The Republic of Ireland vote 'Yes' to abortion rights
Friday 1st June 2018 | Angel
On Friday 25th May the Republic of Ireland held a referendum as to whether they wanted the constitutional terms of abortion in the eighth amendment to be revised.
Since 2013, abortions have been allowed but only when the life of the mother was at risk under the Protection of Life During Pregnancy Act. This has led to many women travelling to the UK to get an abortion, as the maximum penalty for an illegal abortion in the Republic of Ireland was 14 years in prison.
The stats say it all, in 2016 there were a reported 25 legal abortions carried out in the Republic of Ireland, as opposed to the 3,265 women travelling to the UK from Ireland in order to get an abortion. It seems absolutely absurd that this ratio has been ignored for so long, but that has all finally changed.

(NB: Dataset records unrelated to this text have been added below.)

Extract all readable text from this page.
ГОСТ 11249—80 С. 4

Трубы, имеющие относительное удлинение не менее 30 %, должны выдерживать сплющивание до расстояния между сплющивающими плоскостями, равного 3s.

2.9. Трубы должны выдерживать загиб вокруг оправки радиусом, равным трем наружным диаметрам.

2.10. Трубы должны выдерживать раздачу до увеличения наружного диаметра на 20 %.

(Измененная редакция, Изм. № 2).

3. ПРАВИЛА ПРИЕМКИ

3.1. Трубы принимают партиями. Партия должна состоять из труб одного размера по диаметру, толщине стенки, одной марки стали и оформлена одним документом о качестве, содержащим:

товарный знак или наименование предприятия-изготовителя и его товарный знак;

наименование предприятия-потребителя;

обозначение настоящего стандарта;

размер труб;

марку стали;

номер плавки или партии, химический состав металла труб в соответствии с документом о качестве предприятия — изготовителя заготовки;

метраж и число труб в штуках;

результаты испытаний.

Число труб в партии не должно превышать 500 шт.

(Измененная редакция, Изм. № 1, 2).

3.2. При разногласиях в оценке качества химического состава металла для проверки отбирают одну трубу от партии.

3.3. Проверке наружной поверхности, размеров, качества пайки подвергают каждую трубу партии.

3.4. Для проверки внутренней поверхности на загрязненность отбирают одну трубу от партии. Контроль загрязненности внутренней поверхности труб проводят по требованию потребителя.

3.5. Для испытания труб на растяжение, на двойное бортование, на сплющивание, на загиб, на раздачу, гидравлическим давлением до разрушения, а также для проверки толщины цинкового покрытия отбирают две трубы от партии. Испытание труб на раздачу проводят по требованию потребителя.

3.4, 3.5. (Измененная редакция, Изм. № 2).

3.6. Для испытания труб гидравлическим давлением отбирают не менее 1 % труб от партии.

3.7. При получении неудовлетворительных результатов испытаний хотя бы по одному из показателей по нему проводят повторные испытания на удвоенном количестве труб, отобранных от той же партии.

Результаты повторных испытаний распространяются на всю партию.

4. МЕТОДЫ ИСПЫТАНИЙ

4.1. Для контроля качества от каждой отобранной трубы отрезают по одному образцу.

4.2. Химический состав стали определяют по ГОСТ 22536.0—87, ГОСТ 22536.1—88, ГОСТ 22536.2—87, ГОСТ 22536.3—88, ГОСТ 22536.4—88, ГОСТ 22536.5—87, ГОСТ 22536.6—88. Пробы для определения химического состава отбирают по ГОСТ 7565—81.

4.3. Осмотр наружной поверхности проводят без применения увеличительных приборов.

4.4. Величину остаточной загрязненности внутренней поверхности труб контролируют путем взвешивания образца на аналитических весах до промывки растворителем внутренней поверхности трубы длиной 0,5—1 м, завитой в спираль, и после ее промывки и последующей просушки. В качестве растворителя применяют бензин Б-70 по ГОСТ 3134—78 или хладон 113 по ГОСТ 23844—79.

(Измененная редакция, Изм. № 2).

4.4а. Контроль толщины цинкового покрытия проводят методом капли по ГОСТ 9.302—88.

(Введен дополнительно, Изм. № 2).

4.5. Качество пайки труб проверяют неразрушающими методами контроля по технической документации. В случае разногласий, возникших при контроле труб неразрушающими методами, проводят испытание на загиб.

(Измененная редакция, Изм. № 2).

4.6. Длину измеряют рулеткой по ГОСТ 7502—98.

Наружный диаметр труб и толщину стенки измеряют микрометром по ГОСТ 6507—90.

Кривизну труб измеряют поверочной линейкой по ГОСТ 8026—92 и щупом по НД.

The government of Ireland has been lobbied by the Citizens’ Assembly for the past year to have this part of the constitution amended, leading to the referendum on the 25th May 2018. The ballot read: “Provisions may be made by law for the regulation of termination of pregnancies”
The landslide 66% vote for ‘Yes’ shows the staggering development in Ireland’s outlooks since the conflicts in the late 1900s. However, it is evident that the over-65 age bracket of voters where largely in favour of maintaining the eighth amendment.
But how does this result affect the UK? Well, Theresa May’s reliance on DUP seats for the formation of her government now proves to be fragile. The general anti-abortion stance of the DUP expects their votes to decline in the next election, thus jeopardising May’s ability to hold onto power.
Northern Ireland, who have different abortion laws to the rest of the UK and similar to that of the eighth amendment, will hopefully have their eyes opened by this referendum result.
But who cares about Theresa May and the DUP, when this result marks a historic day for women’s rights in Ireland.